Mentioned in SAL (#wikimedia-cloud) [2023-07-19T15:37:34Z] <arturo> root@tools-docker-registry-05:~# curl -sS -X DELETE localhost:5000/v2/toolforge-distroless-base/manifests/sha256:2d4d28e45bbe4e38177fd4fdc922dbfaf95e607b06bbc4187a90410d895b4491 (T321188)

Mentioned in SAL (#wikimedia-cloud) [2023-07-19T15:38:06Z] <arturo> root@tools-docker-registry-05:~# docker-registry garbage-collect /etc/docker/registry/config.yml (T321188)
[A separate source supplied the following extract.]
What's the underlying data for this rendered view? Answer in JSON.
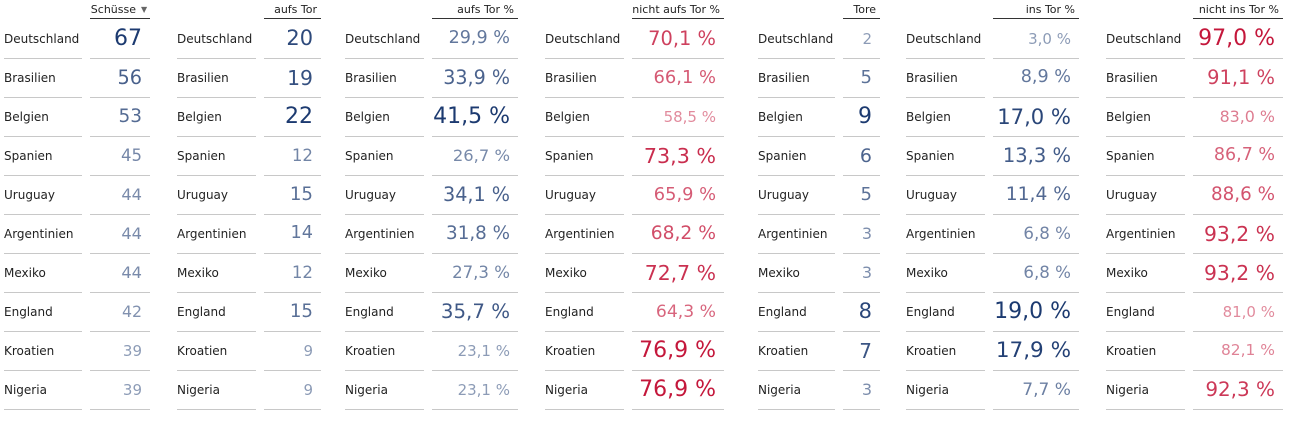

Mentioned in SAL (#wikimedia-cloud-feed) [2023-07-19T16:05:08Z] <wm-bot2> updating docker-registry.tools.wmflabs.org/toolforge-distroless-base@sha256:c11cf17ee8a54dd3a44908ed3f38ffbfb41f1c8c6a2264de9b3e2f5ef4576006 (T321188) - cookbook ran by arturo@nostromo

Mentioned in SAL (#wikimedia-cloud-feed) [2023-07-19T16:30:07Z] <wm-bot2> updating docker-registry.tools.wmflabs.org/toolforge-distroless-base@sha256:eebb155bd1116e3b67e2ce43244f9c9958df0cbb75a84c231565fae2ed87c9f4 (T321188) - cookbook ran by arturo@nostromo

Mentioned in SAL (#wikimedia-cloud-feed) [2023-07-19T16:34:37Z] <wm-bot2> updating docker-registry.tools.wmflabs.org/toolforge-distroless-base@sha256:77051c1e40d180d0695b5a9ba7a15161ecac7220ea8c1ed6721bd1c8329b1b2f (T321188) - cookbook ran by arturo@nostromo

Change 939746 had a related patch set uploaded (by Arturo Borrero Gonzalez; author: Arturo Borrero Gonzalez):

[cloud/wmcs-cookbooks@main] toolforge: buildservice: upload_images_to_repo: use explicit tags

https://gerrit.wikimedia.org/r/939746

Change 939746 merged by Arturo Borrero Gonzalez:

[cloud/wmcs-cookbooks@main] toolforge: buildservice: upload_images_to_repo: use explicit tags

https://gerrit.wikimedia.org/r/939746

Mentioned in SAL (#wikimedia-cloud-feed) [2023-07-20T11:25:45Z] <wm-bot2> updating docker-registry.tools.wmflabs.org/toolforge-distroless-base:latest (T321188) - cookbook ran by arturo@endurance

Mentioned in SAL (#wikimedia-cloud-feed) [2023-07-20T11:27:19Z] <wm-bot2> updating docker-registry.tools.wmflabs.org/toolforge-distroless-base:debug (T321188) - cookbook ran by arturo@endurance

Mentioned in SAL (#wikimedia-cloud-feed) [2023-07-20T13:09:11Z] <wm-bot2> updating docker-registry.tools.wmflabs.org/toolforge-distroless-base-debug:latest (T321188) - cookbook ran by arturo@nostromo

Testing in toolsbeta showed some registry pull problems T342338: toolforge docker registry: unable to pull docker-registry.tools.wmflabs.org/toolforge-distroless-base:latest, which forced me to rename the image and add the -debug suffix to try to workaround it.

Final notes:

I have detected that more modern tekton versions change this image yet again, so we should do a careful evaluation when doing a future migration.